Nous ne pouvons terminer ce chapitre sans dire aussi quelques mots du chauffage et de l’éclairage des salles.

Pour ce qui regarde le premier de ces deux points, le système que nous devrons préférer sera certainement celui qui fournira le chauffage le plus régulier, qui donnera à toutes les parties une température uniforme, et que l’on pourra mesurer facilement suivant les rigueurs de la saison. Dans cette vue, un calorifère dont le foyer serait dans le sous-sol et qui aurait des bouches s’ouvrant dans les différentes salles, serait le plus avantageux. Il faudrait prendre garde toutefois que les bouches ne s’ouvrissent pas trop près des rayons chargés de livres: une chaleur trop intense pourrait endommager les reliures. Si l’on pouvait les ouvrir de distance en distance au milieu du parquet même, cela serait pour le mieux. Si cette disposition n’était pas possible, il serait bon de ménager, au pied de l’un des murs, un espace libre. En outre, on pourrait adapter, au-dessus de la bouche, une plaque de tôle qui renverrait la chaleur à l’intérieur de la salle et garantirait les volumes placés au-dessus.

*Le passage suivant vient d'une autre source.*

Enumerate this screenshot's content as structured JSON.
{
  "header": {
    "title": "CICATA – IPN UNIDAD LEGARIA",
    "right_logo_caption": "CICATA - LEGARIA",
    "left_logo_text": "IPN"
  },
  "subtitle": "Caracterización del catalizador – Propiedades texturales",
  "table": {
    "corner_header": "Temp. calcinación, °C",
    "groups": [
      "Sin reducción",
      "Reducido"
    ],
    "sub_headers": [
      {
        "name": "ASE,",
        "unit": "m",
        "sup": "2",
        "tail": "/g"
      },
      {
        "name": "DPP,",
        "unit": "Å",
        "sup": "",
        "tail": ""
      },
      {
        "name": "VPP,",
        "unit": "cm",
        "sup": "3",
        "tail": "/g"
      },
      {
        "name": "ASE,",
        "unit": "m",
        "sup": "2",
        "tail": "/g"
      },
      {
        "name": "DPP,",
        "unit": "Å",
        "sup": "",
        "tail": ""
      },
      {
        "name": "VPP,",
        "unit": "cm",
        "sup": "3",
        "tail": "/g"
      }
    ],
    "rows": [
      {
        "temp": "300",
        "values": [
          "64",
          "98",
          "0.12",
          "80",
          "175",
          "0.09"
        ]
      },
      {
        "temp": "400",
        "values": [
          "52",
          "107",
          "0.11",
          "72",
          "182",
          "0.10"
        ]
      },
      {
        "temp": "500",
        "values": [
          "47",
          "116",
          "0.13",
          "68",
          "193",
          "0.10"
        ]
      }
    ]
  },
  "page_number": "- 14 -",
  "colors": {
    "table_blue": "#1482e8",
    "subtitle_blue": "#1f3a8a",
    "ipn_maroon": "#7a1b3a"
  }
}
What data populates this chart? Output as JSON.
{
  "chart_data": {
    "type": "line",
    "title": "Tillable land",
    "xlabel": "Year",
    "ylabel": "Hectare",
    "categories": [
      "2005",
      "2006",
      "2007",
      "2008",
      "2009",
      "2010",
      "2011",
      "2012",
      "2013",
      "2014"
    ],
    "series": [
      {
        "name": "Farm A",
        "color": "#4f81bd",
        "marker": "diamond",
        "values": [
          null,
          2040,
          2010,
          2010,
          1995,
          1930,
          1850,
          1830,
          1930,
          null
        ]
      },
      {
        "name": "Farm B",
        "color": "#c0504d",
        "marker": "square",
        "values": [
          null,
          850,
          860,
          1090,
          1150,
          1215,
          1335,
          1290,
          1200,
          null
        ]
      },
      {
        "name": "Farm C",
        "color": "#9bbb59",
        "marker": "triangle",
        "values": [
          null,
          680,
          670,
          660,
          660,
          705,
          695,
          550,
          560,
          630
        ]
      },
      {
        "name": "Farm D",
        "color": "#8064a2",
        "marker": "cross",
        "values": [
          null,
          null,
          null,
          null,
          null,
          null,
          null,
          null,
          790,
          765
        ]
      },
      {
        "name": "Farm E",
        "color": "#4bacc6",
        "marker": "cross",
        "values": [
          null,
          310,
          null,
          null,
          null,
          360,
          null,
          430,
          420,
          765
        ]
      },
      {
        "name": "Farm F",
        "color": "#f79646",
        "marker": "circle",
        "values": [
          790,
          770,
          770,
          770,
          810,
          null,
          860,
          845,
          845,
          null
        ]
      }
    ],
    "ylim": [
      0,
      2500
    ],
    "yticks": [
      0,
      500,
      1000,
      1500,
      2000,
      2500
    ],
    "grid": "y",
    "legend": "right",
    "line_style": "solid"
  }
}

Toutefois l’établissement d’un calorifère à foyer souterrain peut n’être pas toujours praticable. Dans ce cas, qu’il y ait dans chaque salle un appareil proportionné à son étendue, mais dont le foyer ne soit point, autant que possible, découvert. La forme de cet appareil sera le plus souvent assez indifférente. On peut choisir la forme cylindrique ou octogonale, ou encore la forme d’une colonne. En tout cas, si l’on doit y brûler de la houille, il serait bon qu’il y fût adapté un récipient capable de contenir une certaine quantité d’eau. La vapeur de cette eau, se répandant dans la salle, viendrait corriger le mauvais effet du charbon.

Quant à l’éclairage, il nous suffira de quelques mots. Dans les bibliothèques où, aux jours d’hiver, il sera nécessaire, vu la prolongation des séances, de recourir à la lumière artificielle, il faudra avoir soin d’en disposer les foyers pour que les lecteurs puissent travailler sans fatigue, et qu’en même temps le service se fasse commodément. La lumière du gaz est celle dont l’usage est le plus simple et le plus facile. Pour l’usage des lecteurs, il y aura lieu de placer, au-dessus de chaque table et à une hauteur convenable, un ou deux becs, suivant la grandeur des tables. Ces becs seront munis de globes dépolis. Dans les salles qui ne seront pas affectées à la lecture, le nombre des becs sera proportionné à la grandeur des salles, mais ces becs seront placés beaucoup plus haut, pour ne pas gêner la circulation et le service.